Poin Utama
- Militer Iran berhasil menargetkan dan menjatuhkan empat kendaraan tempur udara Amerika Serikat dalam sehari
- Presiden AS Donald Trump dikritik karena klaimnya telah menghancurkan sistem pertahanan udara Iran
- Pesawat tempur AS ditembak jatuh menggunakan sistem pertahanan baru yang canggih milik Iran
- Militer AS berhasil menemukan salah satu dari dua pilot yang pesawatnya ditembak jatuh oleh Iran
SNANE PAPUA – Militer Iran berhasil menargetkan dan menjatuhkan empat kendaraan tempur udara Amerika Serikat dalam sehari. Hal ini mempermalukan Presiden AS Donald Trump yang mengeklaim telah menghancurkan semua sistem pertahanan udara Iran. (lihat sumber)
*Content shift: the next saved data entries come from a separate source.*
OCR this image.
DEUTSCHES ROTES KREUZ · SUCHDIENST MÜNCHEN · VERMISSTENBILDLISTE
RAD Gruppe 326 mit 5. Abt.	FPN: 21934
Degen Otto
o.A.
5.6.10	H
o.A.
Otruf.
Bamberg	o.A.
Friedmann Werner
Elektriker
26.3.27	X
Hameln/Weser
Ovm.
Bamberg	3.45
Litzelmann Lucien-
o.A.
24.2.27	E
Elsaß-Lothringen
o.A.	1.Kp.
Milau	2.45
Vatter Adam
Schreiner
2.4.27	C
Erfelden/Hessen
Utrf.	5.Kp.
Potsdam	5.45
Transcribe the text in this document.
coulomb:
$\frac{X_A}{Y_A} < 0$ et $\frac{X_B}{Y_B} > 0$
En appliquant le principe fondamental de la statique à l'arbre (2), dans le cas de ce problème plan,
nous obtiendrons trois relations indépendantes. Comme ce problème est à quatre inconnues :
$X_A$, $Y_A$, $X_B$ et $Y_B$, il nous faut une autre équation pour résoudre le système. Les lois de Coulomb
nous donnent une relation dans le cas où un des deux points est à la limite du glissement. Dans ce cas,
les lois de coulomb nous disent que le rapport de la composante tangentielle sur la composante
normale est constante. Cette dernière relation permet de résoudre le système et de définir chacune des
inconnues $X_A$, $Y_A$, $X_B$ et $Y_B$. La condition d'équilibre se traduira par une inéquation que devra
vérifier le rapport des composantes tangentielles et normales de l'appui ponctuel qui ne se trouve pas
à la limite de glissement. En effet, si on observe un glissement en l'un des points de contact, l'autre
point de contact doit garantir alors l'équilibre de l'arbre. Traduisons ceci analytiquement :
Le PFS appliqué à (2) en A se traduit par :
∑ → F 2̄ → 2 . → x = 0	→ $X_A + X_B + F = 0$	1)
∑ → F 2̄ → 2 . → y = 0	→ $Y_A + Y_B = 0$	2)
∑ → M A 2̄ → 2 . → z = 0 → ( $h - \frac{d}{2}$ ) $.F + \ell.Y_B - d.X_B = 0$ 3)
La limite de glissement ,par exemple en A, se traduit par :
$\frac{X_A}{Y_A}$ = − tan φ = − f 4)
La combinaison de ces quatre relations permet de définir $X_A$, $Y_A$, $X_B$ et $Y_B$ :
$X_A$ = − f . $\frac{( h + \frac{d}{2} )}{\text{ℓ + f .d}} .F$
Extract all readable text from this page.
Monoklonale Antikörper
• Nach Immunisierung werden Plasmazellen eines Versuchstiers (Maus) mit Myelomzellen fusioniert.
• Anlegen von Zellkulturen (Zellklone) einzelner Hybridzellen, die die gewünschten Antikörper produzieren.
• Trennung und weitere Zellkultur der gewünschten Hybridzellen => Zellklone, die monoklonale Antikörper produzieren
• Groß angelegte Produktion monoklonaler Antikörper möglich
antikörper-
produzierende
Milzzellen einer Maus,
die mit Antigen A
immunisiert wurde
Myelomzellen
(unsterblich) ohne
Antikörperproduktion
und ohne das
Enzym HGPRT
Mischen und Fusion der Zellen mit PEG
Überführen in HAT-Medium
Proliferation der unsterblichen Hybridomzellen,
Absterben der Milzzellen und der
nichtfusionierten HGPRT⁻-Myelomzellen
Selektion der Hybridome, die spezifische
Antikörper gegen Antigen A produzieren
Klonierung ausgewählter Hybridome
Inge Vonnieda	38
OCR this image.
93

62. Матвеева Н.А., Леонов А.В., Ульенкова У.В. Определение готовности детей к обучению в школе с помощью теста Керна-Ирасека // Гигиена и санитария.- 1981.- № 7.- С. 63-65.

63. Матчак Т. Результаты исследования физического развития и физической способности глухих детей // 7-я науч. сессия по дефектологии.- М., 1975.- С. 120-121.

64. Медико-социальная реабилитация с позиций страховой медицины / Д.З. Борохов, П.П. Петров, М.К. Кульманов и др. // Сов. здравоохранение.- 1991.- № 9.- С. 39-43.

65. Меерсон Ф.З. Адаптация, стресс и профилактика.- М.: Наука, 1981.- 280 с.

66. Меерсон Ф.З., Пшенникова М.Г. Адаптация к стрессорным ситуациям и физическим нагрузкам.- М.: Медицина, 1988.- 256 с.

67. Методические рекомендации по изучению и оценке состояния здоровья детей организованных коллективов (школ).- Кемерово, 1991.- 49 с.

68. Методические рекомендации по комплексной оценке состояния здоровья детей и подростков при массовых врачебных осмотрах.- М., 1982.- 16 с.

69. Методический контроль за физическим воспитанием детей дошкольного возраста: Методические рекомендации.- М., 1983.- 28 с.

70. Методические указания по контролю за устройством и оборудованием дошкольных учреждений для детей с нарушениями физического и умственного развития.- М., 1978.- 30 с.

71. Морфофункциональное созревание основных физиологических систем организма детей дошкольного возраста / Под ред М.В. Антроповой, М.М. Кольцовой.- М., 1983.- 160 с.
Sejak Jumat pagi muncul laporan berturut-turut mengenai jatuhnya dua pesawat dan penargetan dua helikopter AS. Ebrahim Zolfaghari, juru bicara markas pusat Khatam al Anbiya Iran, menyatakan bahwa pesawat itu ditembak jatuh menggunakan sistem pertahanan baru yang canggih milik Iran.
Aljazirah Arab melaporkan bahwa Garda Revolusi Iran telah menyerang dan menembak jatuh jet tempur F-35 Amerika, yang kemudian diketahui adalah F-15. Di tengah pembicaraan mengenai nasib awaknya, muncul berita lain tentang jatuhnya pesawat serang A-10 Warthog.
Beberapa jam setelah pengumuman dan konfirmasi Garda Revolusi oleh pers Amerika, militer AS mengakui jatuhnya jet tempur F-15 dalam pesan singkat yang dilihat oleh Associated Press. Media-media Amerika mengonfirmasi bahwa militer AS berhasil menemukan salah satu dari dua pilot yang pesawatnya ditembak jatuh oleh Iran, sementara nasib pilot kedua masih belum diketahui.
The Wall Street Journal melaporkan bahwa sebuah jet tempur F-15A Eagle Amerika ditembak jatuh di atas Iran, dan mencatat bahwa pesawat tersebut memiliki dua awak yang kondisinya masih belum jelas. Majalah Air & Space Forces menyatakan bahwa pesawat yang ditembak jatuh Iran adalah F-15E milik Angkatan Udara AS.